Green sugere que Jesus sofre a zombaria que tipicamente é dedicada aos profetas e que ela indica sua "solidariedade com os agentes de Deus que falam em nome de Deus e são rejeitados".[3] Susan R. Garrett entende que a inclusão da zombaria em Marcos como uma ironia, pois Jesus é de fato um profeta e estava sendo zombado por isso no exato momento que sua profecia sobre as negações de Pedro estavam sendo realizadas.[4] A missão dos profetas nem sempre aparece como sendo bem recebida na Bíblia[5][6][7] e os profetas frequentemente acabam sendo atacados e perseguidos.[8]
Segundo estágio
[editar | editar código-fonte]Depois de sua condenação por Pôncio Pilatos, Jesus foi chicoteado e zombado pelos soldados romanos. Eles o vestiram «de púrpura» (Marcos 15:17) ou «carmesim» (Mateus 27:27), símbolos da realeza, pois a púrpura era a cor imperial; puseram-lhe uma coroa de espinhos, simbolizando uma coroa real, e um cajado nas mãos, simbolizando um cetro. Eles em seguida ajoelharam-se à sua frente e disseram: «Salve, Rei dos Judeus!» (Mateus 27:29) Toda esta encenação visava humilhar Jesus e sua realeza. Depois, cuspiram nele e bateram em sua cabeça repetidas vezes com uma vara.[9]

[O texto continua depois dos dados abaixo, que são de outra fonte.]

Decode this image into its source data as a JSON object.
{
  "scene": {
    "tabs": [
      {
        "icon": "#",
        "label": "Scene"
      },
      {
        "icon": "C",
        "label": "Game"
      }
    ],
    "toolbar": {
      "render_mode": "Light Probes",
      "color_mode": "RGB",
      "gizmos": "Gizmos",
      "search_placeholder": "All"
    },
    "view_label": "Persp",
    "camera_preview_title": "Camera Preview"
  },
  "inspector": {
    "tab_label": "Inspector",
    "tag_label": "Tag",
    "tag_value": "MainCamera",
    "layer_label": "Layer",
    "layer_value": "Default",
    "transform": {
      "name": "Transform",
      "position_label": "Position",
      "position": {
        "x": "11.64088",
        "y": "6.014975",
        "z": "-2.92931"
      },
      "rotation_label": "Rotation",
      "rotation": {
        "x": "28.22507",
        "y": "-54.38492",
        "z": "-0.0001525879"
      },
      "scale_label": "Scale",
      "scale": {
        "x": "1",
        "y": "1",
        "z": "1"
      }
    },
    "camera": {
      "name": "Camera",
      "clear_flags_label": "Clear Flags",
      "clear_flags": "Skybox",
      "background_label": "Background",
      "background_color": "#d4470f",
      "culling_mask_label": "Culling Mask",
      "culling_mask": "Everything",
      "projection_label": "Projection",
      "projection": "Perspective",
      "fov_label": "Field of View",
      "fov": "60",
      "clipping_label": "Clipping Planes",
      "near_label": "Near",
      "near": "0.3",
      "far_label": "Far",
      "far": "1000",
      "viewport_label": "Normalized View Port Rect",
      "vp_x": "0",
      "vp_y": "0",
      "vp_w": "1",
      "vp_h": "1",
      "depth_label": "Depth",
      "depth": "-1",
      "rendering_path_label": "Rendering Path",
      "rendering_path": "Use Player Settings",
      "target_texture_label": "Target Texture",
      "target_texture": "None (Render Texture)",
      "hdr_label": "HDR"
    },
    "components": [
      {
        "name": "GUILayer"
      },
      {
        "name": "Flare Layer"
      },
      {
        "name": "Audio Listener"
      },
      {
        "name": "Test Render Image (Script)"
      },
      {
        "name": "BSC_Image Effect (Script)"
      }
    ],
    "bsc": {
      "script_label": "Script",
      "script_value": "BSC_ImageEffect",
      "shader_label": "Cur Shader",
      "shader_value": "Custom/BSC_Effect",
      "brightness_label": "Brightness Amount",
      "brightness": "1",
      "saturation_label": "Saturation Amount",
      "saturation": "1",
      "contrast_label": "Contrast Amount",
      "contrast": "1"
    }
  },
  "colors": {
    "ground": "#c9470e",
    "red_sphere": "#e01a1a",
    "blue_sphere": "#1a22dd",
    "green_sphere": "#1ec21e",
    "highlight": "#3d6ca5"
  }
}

Peter Leithart lembra que, no final desta cena, os soldados "invertem a coroação com uma anti-coroação. Eles cuspiram por desprezo ao invés de ajoelharem-se em reverência, tomaram-lhe o cetro das mãos e bateram em Sua cabeça coroada com ele, arrancaram o manto púrpura e o substituíram pelo manto anterior de Jesus". Leithart afirma ainda que, neste ponto, os romanos "removem o véu da ironia e revelam o que de fato pensavam" sobre Jesus e seu Deus.[10]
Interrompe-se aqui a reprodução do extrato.